This is an old rant of mine. It was originally posted as an imgur album but because imgur have apparently 404’d all my posts I have to repost it here.
Above is the original structure of the Wrath of the Warden campaign for Symbaroum. To me, it has several obvious issues.
The campaign absolutely does not want the players to follow a single trail for more than 5 minutes before throwing a completely unrelated – and often much more interesting or time sensitive – event in front of the players. I cannot for the life of me see how I could run this campaign as written without needing to remind my players of what they’re supposed to be doing every session.
The main victim of this design is the quest-giver Anadea. She is introduced, but before she is able to actually hook the players on her vague mission, the elves arrive! The players are encouraged to get on the delegation that goes out to meet the elves, but guess what? Before they can get anything of value from the elves, a giant sinkhole collapses part of town! Oh no – it’s the part of town that Anadea was in! What are the players supposed to do at this point? Investigate Anadea of course – the least interesting thing that has happened to them so far in the story. A completely random girl offering them completely unlikely rewards for a completely undefined task. The player characters are treasure hunters – they must hear unlikely quest pitches all day every day, and as written there is nothing about Anadea that would make a group of jaded treasure hunters trust her.
Every step of the investigation is meant to spring from the players being interested in knowing who Anadea was – but the campaign does nothing to help with this. At every step you’ll be frustrated by the players going “why are we looking into this woman again?” – especially when they need to do a side-quest for every single ounce of information on this unimportant mysterious girl.
In the flowcharts, the ovals are insight that the players need to realize to move forward.
Oh also, the church side-quest (in yellow on my flowcharts) goes absolutely nowhere. It could be 2-3 sessions completely wasted.
This is a revised structure for the adventure. In this revised structure, the adventure opens with the witches arriving, and then the sinkhole happens, and Anadea can be introduced as someone who might have information pertaining to the mystery behind the sinkhole.
Be more open with the cool information that is like to get the players hooked.

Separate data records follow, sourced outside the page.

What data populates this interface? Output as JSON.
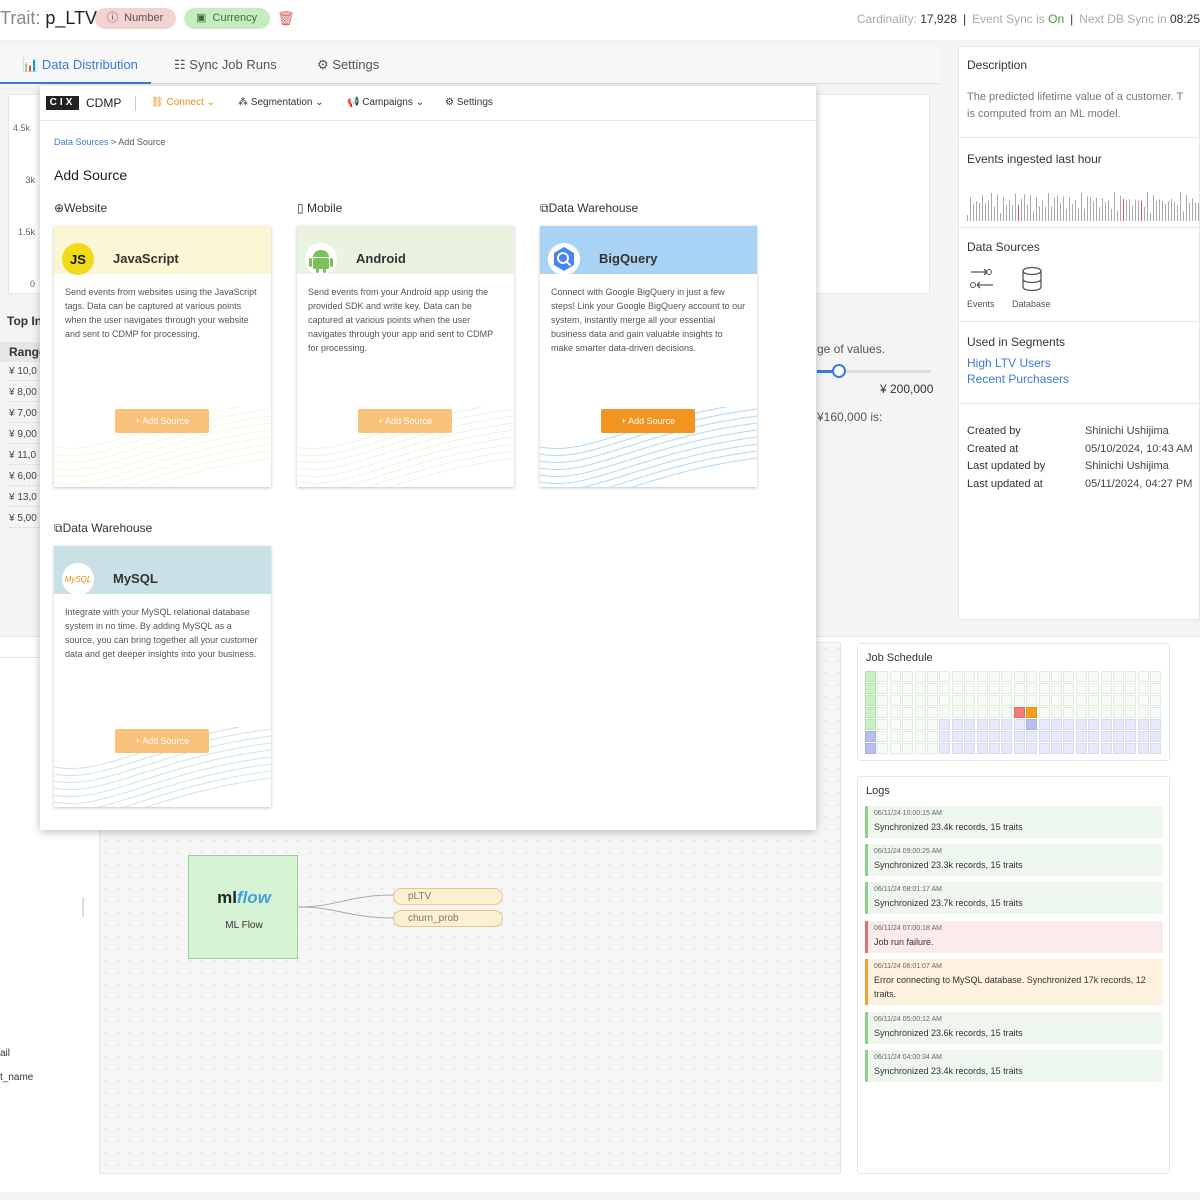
{
  "header": {
    "title_prefix": "Trait: ",
    "title_name": "p_LTV",
    "pill_number": "Number",
    "pill_currency": "Currency",
    "cardinality_label": "Cardinality:",
    "cardinality_value": "17,928",
    "event_sync_label": "Event Sync is",
    "event_sync_value": "On",
    "db_sync_label": "Next DB Sync in",
    "db_sync_value": "08:25"
  },
  "tabs": [
    {
      "label": "Data Distribution"
    },
    {
      "label": "Sync Job Runs"
    },
    {
      "label": "Settings"
    }
  ],
  "chart": {
    "y_ticks": [
      "4.5k",
      "3k",
      "1.5k",
      "0"
    ]
  },
  "left_partial": {
    "top_in": "Top In",
    "range_header": "Range",
    "ranges": [
      "¥ 10,0",
      "¥ 8,00",
      "¥ 7,00",
      "¥ 9,00",
      "¥ 11,0",
      "¥ 6,00",
      "¥ 13,0",
      "¥ 5,00"
    ],
    "range_hint": "ge of values.",
    "slider_max": "¥ 200,000",
    "value_text": "¥160,000 is:"
  },
  "right_panel": {
    "description_h": "Description",
    "description_l1": "The predicted lifetime value of a customer. T",
    "description_l2": "is computed from an ML model.",
    "events_h": "Events ingested last hour",
    "sources_h": "Data Sources",
    "sources": [
      {
        "label": "Events"
      },
      {
        "label": "Database"
      }
    ],
    "segments_h": "Used in Segments",
    "segments": [
      "High LTV Users",
      "Recent Purchasers"
    ],
    "meta": [
      {
        "k": "Created by",
        "v": "Shinichi Ushijima"
      },
      {
        "k": "Created at",
        "v": "05/10/2024, 10:43 AM"
      },
      {
        "k": "Last updated by",
        "v": "Shinichi Ushijima"
      },
      {
        "k": "Last updated at",
        "v": "05/11/2024, 04:27 PM"
      }
    ]
  },
  "pipeline": {
    "mlflow_logo_a": "ml",
    "mlflow_logo_b": "flow",
    "mlflow_label": "ML Flow",
    "outputs": [
      "pLTV",
      "churn_prob"
    ],
    "side_fields": [
      "ail",
      "t_name"
    ]
  },
  "job_schedule": {
    "title": "Job Schedule"
  },
  "logs": {
    "title": "Logs",
    "items": [
      {
        "ts": "06/11/24 10:00:15 AM",
        "msg": "Synchronized 23.4k records, 15 traits",
        "status": "ok"
      },
      {
        "ts": "06/11/24 09:00:25 AM",
        "msg": "Synchronized 23.3k records, 15 traits",
        "status": "ok"
      },
      {
        "ts": "06/11/24 08:01:17 AM",
        "msg": "Synchronized 23.7k records, 15 traits",
        "status": "ok"
      },
      {
        "ts": "06/11/24 07:00:18 AM",
        "msg": "Job run failure.",
        "status": "error"
      },
      {
        "ts": "06/11/24 06:01:07 AM",
        "msg": "Error connecting to MySQL database. Synchronized 17k records, 12 traits.",
        "status": "warning"
      },
      {
        "ts": "06/11/24 05:00:12 AM",
        "msg": "Synchronized 23.6k records, 15 traits",
        "status": "ok"
      },
      {
        "ts": "06/11/24 04:00:34 AM",
        "msg": "Synchronized 23.4k records, 15 traits",
        "status": "ok"
      }
    ]
  },
  "modal": {
    "logo": "CIX",
    "brand": "CDMP",
    "nav": [
      {
        "label": "Connect"
      },
      {
        "label": "Segmentation"
      },
      {
        "label": "Campaigns"
      },
      {
        "label": "Settings"
      }
    ],
    "crumb_link": "Data Sources",
    "crumb_current": "> Add Source",
    "title": "Add Source",
    "sections": [
      {
        "label": "Website"
      },
      {
        "label": "Mobile"
      },
      {
        "label": "Data Warehouse"
      },
      {
        "label": "Data Warehouse"
      }
    ],
    "cards": [
      {
        "name": "JavaScript",
        "icon_text": "JS",
        "desc": "Send events from websites using the JavaScript tags. Data can be captured at various points when the user navigates through your website and sent to CDMP for processing.",
        "button": "+ Add Source",
        "header_color": "#fbf6d4",
        "button_color": "#f9c27a"
      },
      {
        "name": "Android",
        "icon_text": "",
        "desc": "Send events from your Android app using the provided SDK and write key. Data can be captured at various points when the user navigates through your app and sent to CDMP for processing.",
        "button": "+ Add Source",
        "header_color": "#e9f3df",
        "button_color": "#f9c27a"
      },
      {
        "name": "BigQuery",
        "icon_text": "",
        "desc": "Connect with Google BigQuery in just a few steps! Link your Google BigQuery account to our system, instantly merge all your essential business data and gain valuable insights to make smarter data-driven decisions.",
        "button": "+ Add Source",
        "header_color": "#a9d3f5",
        "button_color": "#f39321"
      },
      {
        "name": "MySQL",
        "icon_text": "MySQL",
        "desc": "Integrate with your MySQL relational database system in no time. By adding MySQL as a source, you can bring together all your customer data and get deeper insights into your business.",
        "button": "+ Add Source",
        "header_color": "#c9e0e7",
        "button_color": "#f9c27a"
      }
    ]
  },
  "colors": {
    "accent_blue": "#3a7bd5",
    "accent_orange": "#f39321",
    "ok_green": "#8fd08f",
    "error_red": "#e07070",
    "warn_orange": "#f0a030"
  }
}
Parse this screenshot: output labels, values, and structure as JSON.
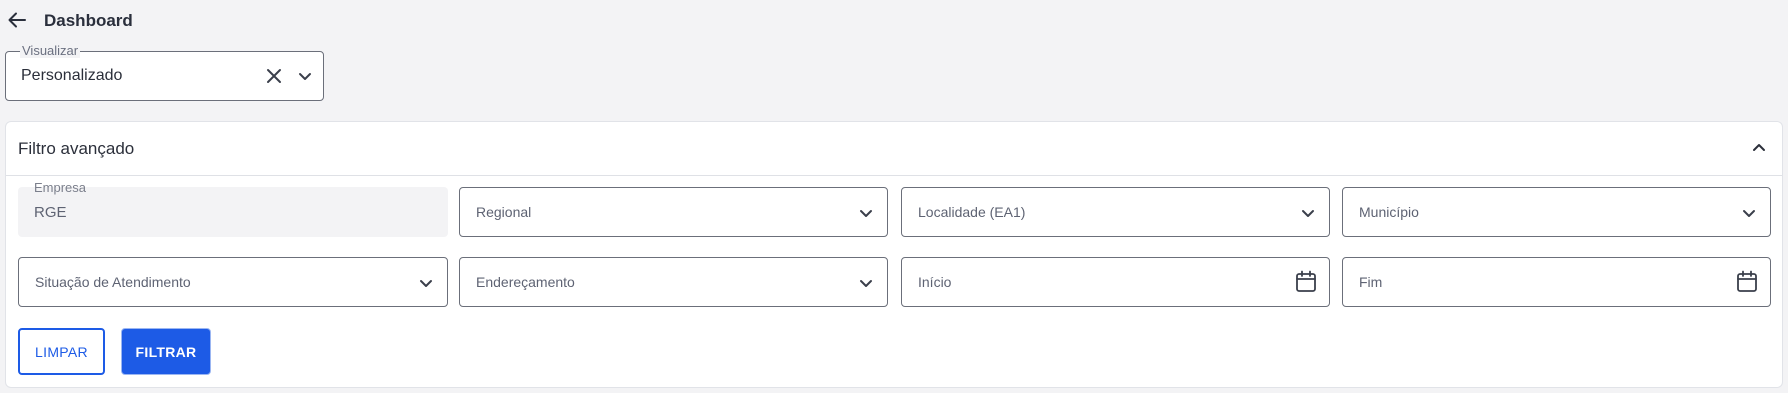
{
  "header": {
    "title": "Dashboard",
    "back_icon": "arrow-left-icon"
  },
  "view_select": {
    "legend": "Visualizar",
    "value": "Personalizado"
  },
  "filter_panel": {
    "title": "Filtro avançado",
    "expanded": true,
    "fields": {
      "empresa": {
        "legend": "Empresa",
        "value": "RGE",
        "disabled": true
      },
      "regional": {
        "placeholder": "Regional"
      },
      "localidade": {
        "placeholder": "Localidade (EA1)"
      },
      "municipio": {
        "placeholder": "Município"
      },
      "situacao": {
        "placeholder": "Situação de Atendimento"
      },
      "enderecamento": {
        "placeholder": "Endereçamento"
      },
      "inicio": {
        "placeholder": "Início"
      },
      "fim": {
        "placeholder": "Fim"
      }
    },
    "buttons": {
      "clear": "LIMPAR",
      "filter": "FILTRAR"
    }
  },
  "colors": {
    "primary": "#1d5be6",
    "background": "#f3f3f5",
    "border": "#6b6f7a"
  }
}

A forest god has had its head cut off?? That’s creepy and awesome! Anadea wants you to investigate a cult that has infiltrated the city? That’s really bad!! Now the players are invested!
Then you have anadea contact the players saying she has new and very troubling information, but before she can meet the players the cult gets to her! She is murdered and thrown down the sinkhole! Wow! Now the players have an actual reason to take an interested in their mysterious handler.
The side-quests are re-framed as well. There is basically only three pieces of information the players need to get to the climax of the adventure:
- The cult took the head of the god Eox.
- The cult was based in the old tannery in Thistle Hold
- The cult is lead by a man calling himself Erlaber Ambreagos
Knowing that these are the crucial clues, you can now hand these out as rewards for completing the branching quests. You can portion out the information across all three if you feel like your players are motivated, or you can be generous with the information if your players are getting a bit antsy.
This restructured approach also completely cuts out the Arkel/Glimmervann path because it does absolutely nothing except set the players up for an ambush, which you could deploy anywhere anyway.
Still, the adventure leaves a number of annoying questions. Like, if the Iron Pact knew everything about Erlaber Ambreagos, why aren’t they doing anything? Are the elves happy to let a blight-god be born in Thistle Hold just to teach the humans a lesson? Lysindra Goldengrasp is unlikely to take that sitting down and may be the only proactive member of the Pact aside from the players willing to actually do anything about anything in this adventure. She should come to this realization and approach the player characters after Anadea’s death to mobilize a resistance against the cult.
Thanks a million for this. Life will be so much easier with this chart at my fingertips!
I thank you for your contribution Xaras! This made preparations for the whole campaign a lot more easier! ^_^
Wow, even without changeing the Structure your Flow Chart is a great help. You don’t happen to have similar charts for the rest of the campaign. I love using flow-charts but am useless to creat them.
I have the Witch Hammer flowcharted here: https://imgur.com/7RSJLET
But I haven’t done any of the other chapters. The Darkest Star is much better structured than these first two, so I didn’t really feel it was necessary.
I’m curious, did you find you needed much of a restructure for WH compared to your streamlining on TWotW?
I never got around to running The Witch Hammer for my group, but I do think it has a similar issue with stealing attention away from the thing the players are meant to be focusing on.
I love this, and I am using it.
To comment, though, the Iron Pact *is* doing something. It is subtly pulling the PCs’ strings and getting them to act (unwittingly?) on its behalf.